Devant la clôture de sa maison, Lola Makasarachvili, 46 ans, assure qu'aucun incident n'est à signaler. " On n'a jamais été dérangés par les Russes. Le seul problème, c'était les déplacements. Ils vérifiaient nos papiers sans arrêt." Selon elle, les habitants restent prudents depuis le retrait. "On n'ose pas trop aller dans la forêt pour ramasser des noix et des baies." Un autre résident du village, Vladimir Beridze, résume un sentiment très répandu : "La présence russe avait un mérite, elle tenait les Ossètes à distance", dit cet homme de 70 ans, qui tient une bouteille en plastique contenant de la tchatcha, la vodka artisanale.

A Tbilissi, le gouvernement s'est félicité du retrait russe, sans exagérer l'événement. "Le retrait de Perevi est un pas dans la bonne direction, mais ça ne représente qu'un pour cent du territoire occupé, souligne Giga Bokeria, vice-ministre des affaires étrangères. Nous ne nous faisons pas d'illusion. On ne pourra résoudre les problèmes en un claquement de doigts." Moscou a longtemps utilisé Perevi comme un atout dans les discussions avec les Occidentaux. Une première fois, ses soldats étaient partis en décembre 2008, avant de revenir 24 heures plus tard.

Aucun tir sérieux depuis le printemps 2009

Aujourd'hui, le retrait ne résout pas tous les problèmes de circulation. Des enfants ossètes viennent étudier à l'école du village ; certains habitants, eux, veulent se rendre librement en Ossétie du Sud, pour voir leurs proches ou vendre fruits et légumes. Les Russes contrôlent tous les passants et refusent parfois certains chargements. "Après la guerre, on ne pouvait transporter que 30 kg maximum", explique Vassili Bakhturidze, chef de la police dans le district.

Depuis le printemps 2009, la situation est calme le long de la ligne administrative. Au total, 140 coups de feu ont été signalés en 2010, mais la plupart étaient des tirs de joie ou des exercices. "Aujourd'hui, le conflit est gelé, estime le diplomate allemand Hansjörg Haber, chef de l'EUMM. Nous avons stabilisé la situation, mais à long terme, la mission ne suffira pas. Il faut une stratégie politique."

Sinon, l'EUMM sera là pour de longues années.
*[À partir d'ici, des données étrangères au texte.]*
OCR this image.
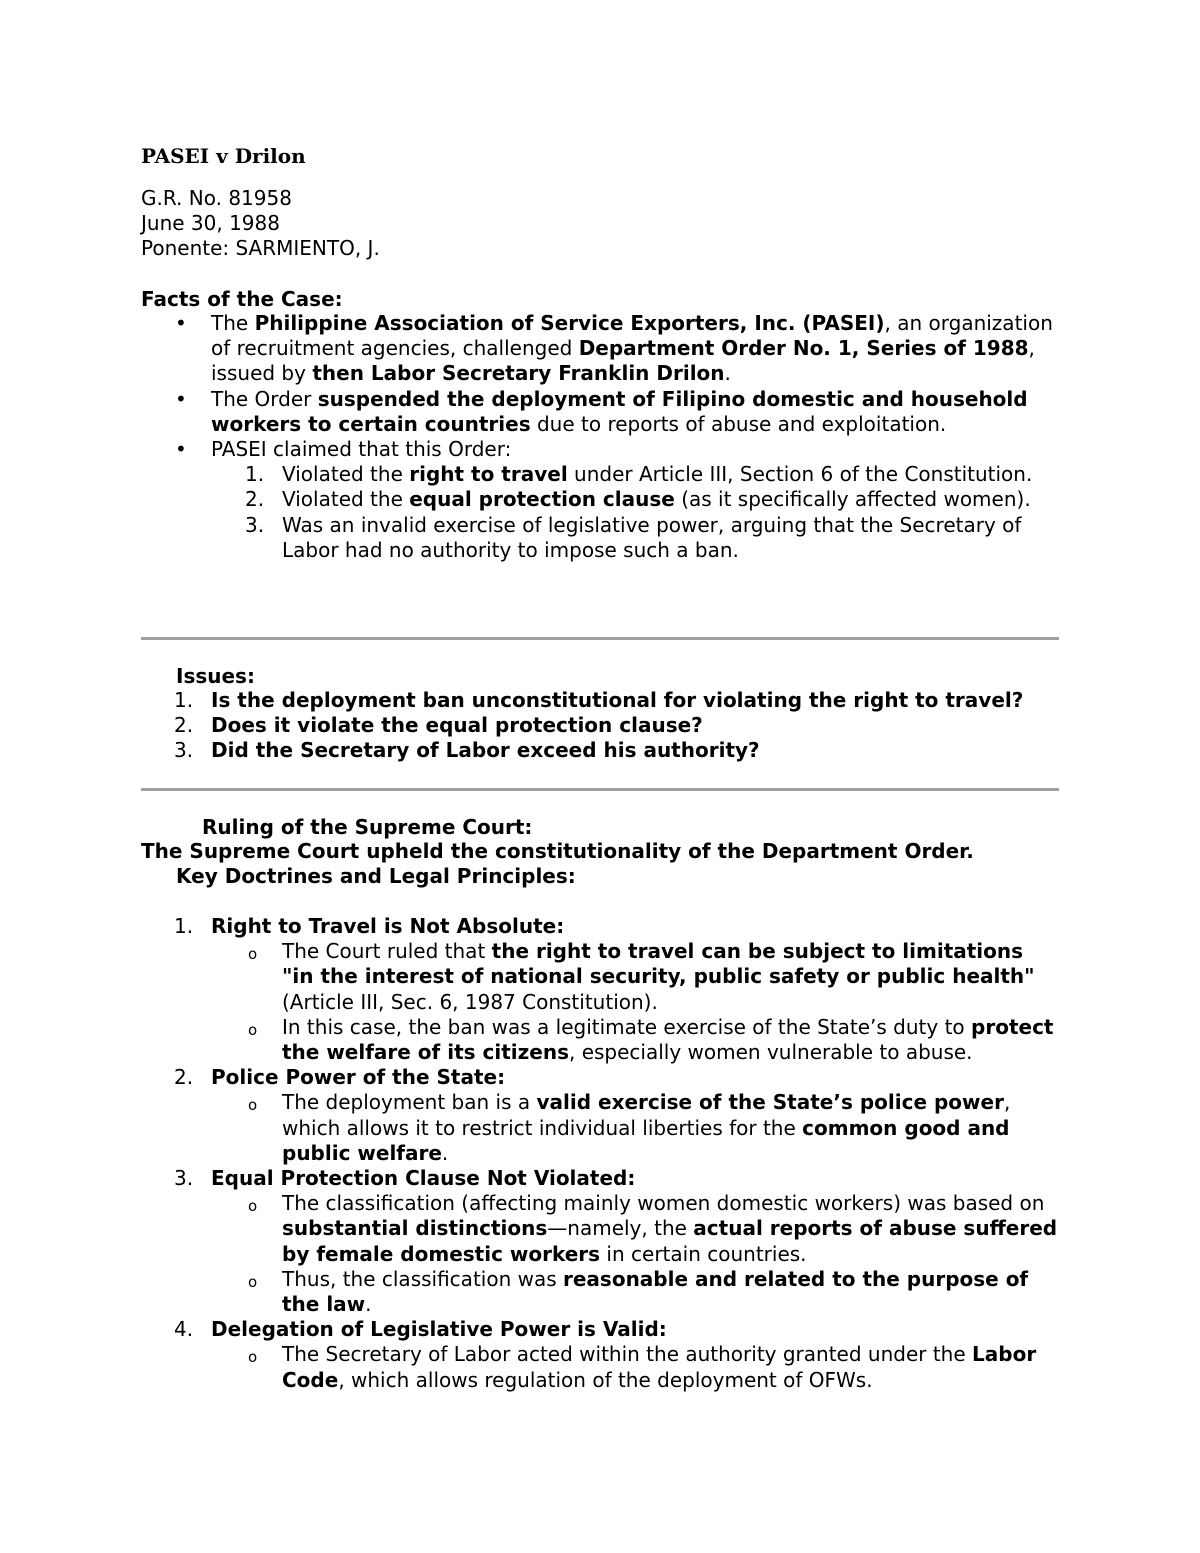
PASEI v Drilon
G.R. No. 81958
June 30, 1988
Ponente: SARMIENTO, J.
Facts of the Case:
• The Philippine Association of Service Exporters, Inc. (PASEI), an organization of recruitment agencies, challenged Department Order No. 1, Series of 1988, issued by then Labor Secretary Franklin Drilon.
• The Order suspended the deployment of Filipino domestic and household workers to certain countries due to reports of abuse and exploitation.
• PASEI claimed that this Order:
1. Violated the right to travel under Article III, Section 6 of the Constitution.
2. Violated the equal protection clause (as it specifically affected women).
3. Was an invalid exercise of legislative power, arguing that the Secretary of Labor had no authority to impose such a ban.
Issues:
1. Is the deployment ban unconstitutional for violating the right to travel?
2. Does it violate the equal protection clause?
3. Did the Secretary of Labor exceed his authority?
Ruling of the Supreme Court:
The Supreme Court upheld the constitutionality of the Department Order.
Key Doctrines and Legal Principles:
1. Right to Travel is Not Absolute:
o The Court ruled that the right to travel can be subject to limitations "in the interest of national security, public safety or public health" (Article III, Sec. 6, 1987 Constitution).
o In this case, the ban was a legitimate exercise of the State’s duty to protect the welfare of its citizens, especially women vulnerable to abuse.
2. Police Power of the State:
o The deployment ban is a valid exercise of the State’s police power, which allows it to restrict individual liberties for the common good and public welfare.
3. Equal Protection Clause Not Violated:
o The classification (affecting mainly women domestic workers) was based on substantial distinctions—namely, the actual reports of abuse suffered by female domestic workers in certain countries.
o Thus, the classification was reasonable and related to the purpose of the law.
4. Delegation of Legislative Power is Valid:
o The Secretary of Labor acted within the authority granted under the Labor Code, which allows regulation of the deployment of OFWs.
Or, les discussions régulières à Genève entre les parties impliquées n'avancent guère. La Russie aimerait apparaître, au même titre que l'UE, comme un médiateur, alors qu'elle est un acteur du conflit.

La question des réfugiés demeure une préoccupation majeure, notamment dans le district d'Akhalgori, tombé entre les mains des milices sud-ossètes au moment de la guerre. "Au total, 30 000 Géorgiens ont fui l'Ossétie du Sud. Aucun n'est revenu, note Hansjörg Haber. De temps en temps, certains se rendent à Akhalgori juste pour vérifier l'état de leurs maisons, mais ils repartent très vite. La sécurité n'est pas suffisante. "

Ce district était majoritairement peuplé de Géorgiens, mais après avoir été soustrait à l'autorité de Tbilissi, il a été déserté, à cause des pillages et des menaces. Environ 5 000 habitants, sur un total de 7 000, se sont réfugiés dans le reste de la Géorgie.